How to trigger ray garbage collector manually

I’m trying to measure the memory usage of some operations in my application, which uses Modin, which is run through a Ray cluster on my MacBook. For measuring the memory usage, I run ray.available_resources()["object_store_memory"] before and after executing each operation. I don’t want the garbage collector to be called during one of the executing operations, which would cause wrong memory measurements. Is there any way to trigger the ray garbage collector manually, so I do it before executing each operation?

You probably know already but Ray’s object store only contains data stored via ray.put(), task args and return values. So object_store_memory does not include all memory usages of the application, e.g. Python dicts created in the application.
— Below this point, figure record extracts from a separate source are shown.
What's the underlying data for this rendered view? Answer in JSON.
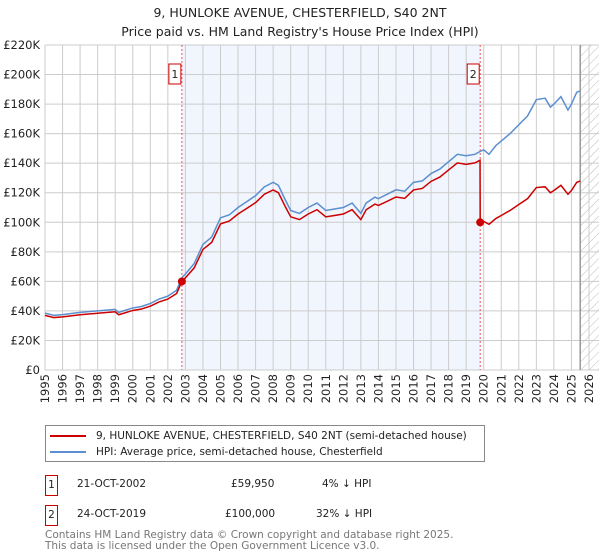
{
  "chart_data": {
    "type": "line",
    "title": "9, HUNLOKE AVENUE, CHESTERFIELD, S40 2NT",
    "subtitle": "Price paid vs. HM Land Registry's House Price Index (HPI)",
    "xlim": [
      1995,
      2026
    ],
    "ylim": [
      0,
      220000
    ],
    "x_ticks": [
      "1995",
      "1996",
      "1997",
      "1998",
      "1999",
      "2000",
      "2001",
      "2002",
      "2003",
      "2004",
      "2005",
      "2006",
      "2007",
      "2008",
      "2009",
      "2010",
      "2011",
      "2012",
      "2013",
      "2014",
      "2015",
      "2016",
      "2017",
      "2018",
      "2019",
      "2020",
      "2021",
      "2022",
      "2023",
      "2024",
      "2025",
      "2026"
    ],
    "y_ticks": [
      {
        "v": 0,
        "label": "£0"
      },
      {
        "v": 20000,
        "label": "£20K"
      },
      {
        "v": 40000,
        "label": "£40K"
      },
      {
        "v": 60000,
        "label": "£60K"
      },
      {
        "v": 80000,
        "label": "£80K"
      },
      {
        "v": 100000,
        "label": "£100K"
      },
      {
        "v": 120000,
        "label": "£120K"
      },
      {
        "v": 140000,
        "label": "£140K"
      },
      {
        "v": 160000,
        "label": "£160K"
      },
      {
        "v": 180000,
        "label": "£180K"
      },
      {
        "v": 200000,
        "label": "£200K"
      },
      {
        "v": 220000,
        "label": "£220K"
      }
    ],
    "grid": true,
    "forecast_from": 2025.5,
    "series": [
      {
        "name": "9, HUNLOKE AVENUE, CHESTERFIELD, S40 2NT (semi-detached house)",
        "color": "#cc0000",
        "x": [
          1995,
          1995.5,
          1996,
          1997,
          1998,
          1999,
          1999.2,
          2000,
          2000.5,
          2001,
          2001.5,
          2002,
          2002.5,
          2002.8,
          2003,
          2003.5,
          2004,
          2004.5,
          2005,
          2005.5,
          2006,
          2006.5,
          2007,
          2007.5,
          2008,
          2008.3,
          2008.7,
          2009,
          2009.5,
          2010,
          2010.5,
          2011,
          2011.5,
          2012,
          2012.5,
          2013,
          2013.3,
          2013.8,
          2014,
          2014.5,
          2015,
          2015.5,
          2016,
          2016.5,
          2017,
          2017.5,
          2018,
          2018.5,
          2019,
          2019.5,
          2019.79,
          2019.8,
          2020,
          2020.3,
          2020.7,
          2021,
          2021.5,
          2022,
          2022.5,
          2023,
          2023.5,
          2023.8,
          2024,
          2024.4,
          2024.8,
          2025,
          2025.3,
          2025.5
        ],
        "y": [
          37000,
          35500,
          36000,
          37400,
          38400,
          39400,
          37400,
          40300,
          41300,
          43200,
          46100,
          48000,
          51800,
          59950,
          62400,
          69100,
          81600,
          86400,
          98900,
          100800,
          105600,
          109400,
          113300,
          119000,
          121900,
          120000,
          110400,
          103700,
          101800,
          105600,
          108500,
          103700,
          104600,
          105600,
          108500,
          101800,
          108500,
          112300,
          111400,
          114200,
          117100,
          116200,
          121900,
          122900,
          127700,
          130600,
          135400,
          140200,
          139200,
          140200,
          142000,
          100000,
          100600,
          98600,
          102600,
          104600,
          108000,
          112000,
          116000,
          123500,
          124000,
          120000,
          121500,
          125000,
          119000,
          121500,
          127000,
          128000
        ]
      },
      {
        "name": "HPI: Average price, semi-detached house, Chesterfield",
        "color": "#5b8fd0",
        "x": [
          1995,
          1995.5,
          1996,
          1997,
          1998,
          1999,
          1999.2,
          2000,
          2000.5,
          2001,
          2001.5,
          2002,
          2002.5,
          2002.8,
          2003,
          2003.5,
          2004,
          2004.5,
          2005,
          2005.5,
          2006,
          2006.5,
          2007,
          2007.5,
          2008,
          2008.3,
          2008.7,
          2009,
          2009.5,
          2010,
          2010.5,
          2011,
          2011.5,
          2012,
          2012.5,
          2013,
          2013.3,
          2013.8,
          2014,
          2014.5,
          2015,
          2015.5,
          2016,
          2016.5,
          2017,
          2017.5,
          2018,
          2018.5,
          2019,
          2019.5,
          2019.8,
          2020,
          2020.3,
          2020.7,
          2021,
          2021.5,
          2022,
          2022.5,
          2023,
          2023.5,
          2023.8,
          2024,
          2024.4,
          2024.8,
          2025,
          2025.3,
          2025.5
        ],
        "y": [
          38500,
          37000,
          37500,
          39000,
          40000,
          41000,
          39000,
          42000,
          43000,
          45000,
          48000,
          50000,
          54000,
          62500,
          65000,
          72000,
          85000,
          90000,
          103000,
          105000,
          110000,
          114000,
          118000,
          124000,
          127000,
          125000,
          115000,
          108000,
          106000,
          110000,
          113000,
          108000,
          109000,
          110000,
          113000,
          106000,
          113000,
          117000,
          116000,
          119000,
          122000,
          121000,
          127000,
          128000,
          133000,
          136000,
          141000,
          146000,
          145000,
          146000,
          148000,
          149000,
          146000,
          152000,
          155000,
          160000,
          166000,
          172000,
          183000,
          184000,
          178000,
          180000,
          185000,
          176000,
          180000,
          188000,
          189000
        ]
      }
    ],
    "sales": [
      {
        "num": "1",
        "x": 2002.8,
        "price": 59950,
        "date": "21-OCT-2002",
        "price_label": "£59,950",
        "hpi_diff": "4% ↓ HPI"
      },
      {
        "num": "2",
        "x": 2019.8,
        "price": 100000,
        "date": "24-OCT-2019",
        "price_label": "£100,000",
        "hpi_diff": "32% ↓ HPI"
      }
    ]
  },
  "footer": {
    "line1": "Contains HM Land Registry data © Crown copyright and database right 2025.",
    "line2": "This data is licensed under the Open Government Licence v3.0."
  }
}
Ray uses distributed reference counting to manage objects in the object store, and the reference counting is tied to Python GC. So to answer your question, to delete objects in the Ray object store, you can just call del on the object reference from Python. An example:

>>> a = ray.put("zzzz")
>>> ray.available_resources()["object_store_memory"]
37699821139.0
>>> b = ray.put("yyy")
>>> ray.available_resources()["object_store_memory"]
37699821121.0
>>> del b
>>> ray.available_resources()["object_store_memory"]
37699821139.0
>>> del a
>>> ray.available_resources()["object_store_memory"]
37699821158.0
1 Like

Thank you for your help, Mingwei! I have a few more questions, I’d appreciate it if you could help me with them.

  1. Does the garbage collection always happen immediately after calling del on the object?
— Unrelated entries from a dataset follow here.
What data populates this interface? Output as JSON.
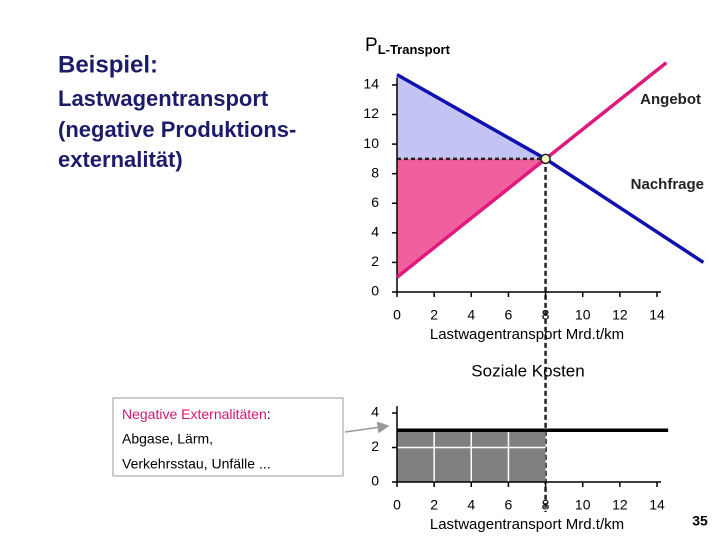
{
  "slide": {
    "heading": "Beispiel:",
    "subtitle_lines": [
      "Lastwagentransport",
      "(negative Produktions-",
      "externalität)"
    ],
    "box": {
      "term": "Negative Externalitäten",
      "term_suffix": ":",
      "lines": [
        "Abgase, Lärm,",
        "Verkehrsstau, Unfälle ..."
      ]
    },
    "page_number": "35"
  },
  "chart_data": [
    {
      "type": "line",
      "y_label": "P",
      "y_label_sub": "L-Transport",
      "x_label": "Lastwagentransport Mrd.t/km",
      "xlim": [
        0,
        14
      ],
      "xticks": [
        0,
        2,
        4,
        6,
        8,
        10,
        12,
        14
      ],
      "ylim": [
        0,
        14.5
      ],
      "yticks": [
        0,
        2,
        4,
        6,
        8,
        10,
        12,
        14
      ],
      "series": [
        {
          "name": "Angebot",
          "color": "#e0197d",
          "x": [
            0,
            8,
            14.5
          ],
          "values": [
            1,
            9,
            15.5
          ]
        },
        {
          "name": "Nachfrage",
          "color": "#1010b0",
          "x": [
            0,
            8,
            16.5
          ],
          "values": [
            14.7,
            9,
            2
          ]
        }
      ],
      "equilibrium": {
        "x": 8,
        "y": 9
      },
      "fills": {
        "upper": "#c4c4f4",
        "lower": "#f0609f"
      }
    },
    {
      "type": "area",
      "title": "Soziale Kosten",
      "x_label": "Lastwagentransport Mrd.t/km",
      "xlim": [
        0,
        14
      ],
      "xticks": [
        0,
        2,
        4,
        6,
        8,
        10,
        12,
        14
      ],
      "ylim": [
        0,
        4.4
      ],
      "yticks": [
        0,
        2,
        4
      ],
      "grid": true,
      "grid_color": "#ffffff",
      "series": [
        {
          "color": "#808080",
          "fill": true,
          "x": [
            0,
            8
          ],
          "values": [
            3,
            3
          ]
        },
        {
          "color": "#000000",
          "x": [
            0,
            14.6
          ],
          "values": [
            3,
            3
          ]
        }
      ]
    }
  ]
}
  2. If an object has references to “many” other objects and we delete that object, all those objects referenced by it, get deleted altogether immediately (assuming no other object references to them)?

  3. Do you know any resource to recommend to study more about distributed reference counting?

Glad to help!

  1. After calling del on the object, the local reference count of the underlying object is decremented synchronously. If the local reference count of the object becomes zero, and the object is owned by another node, this information is propagated asynchronously to the owner.

  2. Yes, reference counting is done for nested ObjectRefs as well. Similar to above, local reference counting is done synchronously with del. Remote reference counting information is propagated asynchronously.

  3. Objects — Ray 3.0.0.dev0 and Memory Management — Ray 1.12.1 have high level information for the distributed reference counting. More details are available at https://stephanie-wang.github.io/pdfs/nsdi21-ownership.pdf

Thank you very much again, Mingwei! Those resources are also very helpful.

Just to confirm, lets’ say, we have a reference to a big dataset. We have one reference to that dataset and we del that. The garbage collection happens synchronously, correct? or it happens sometime after returning from the del command?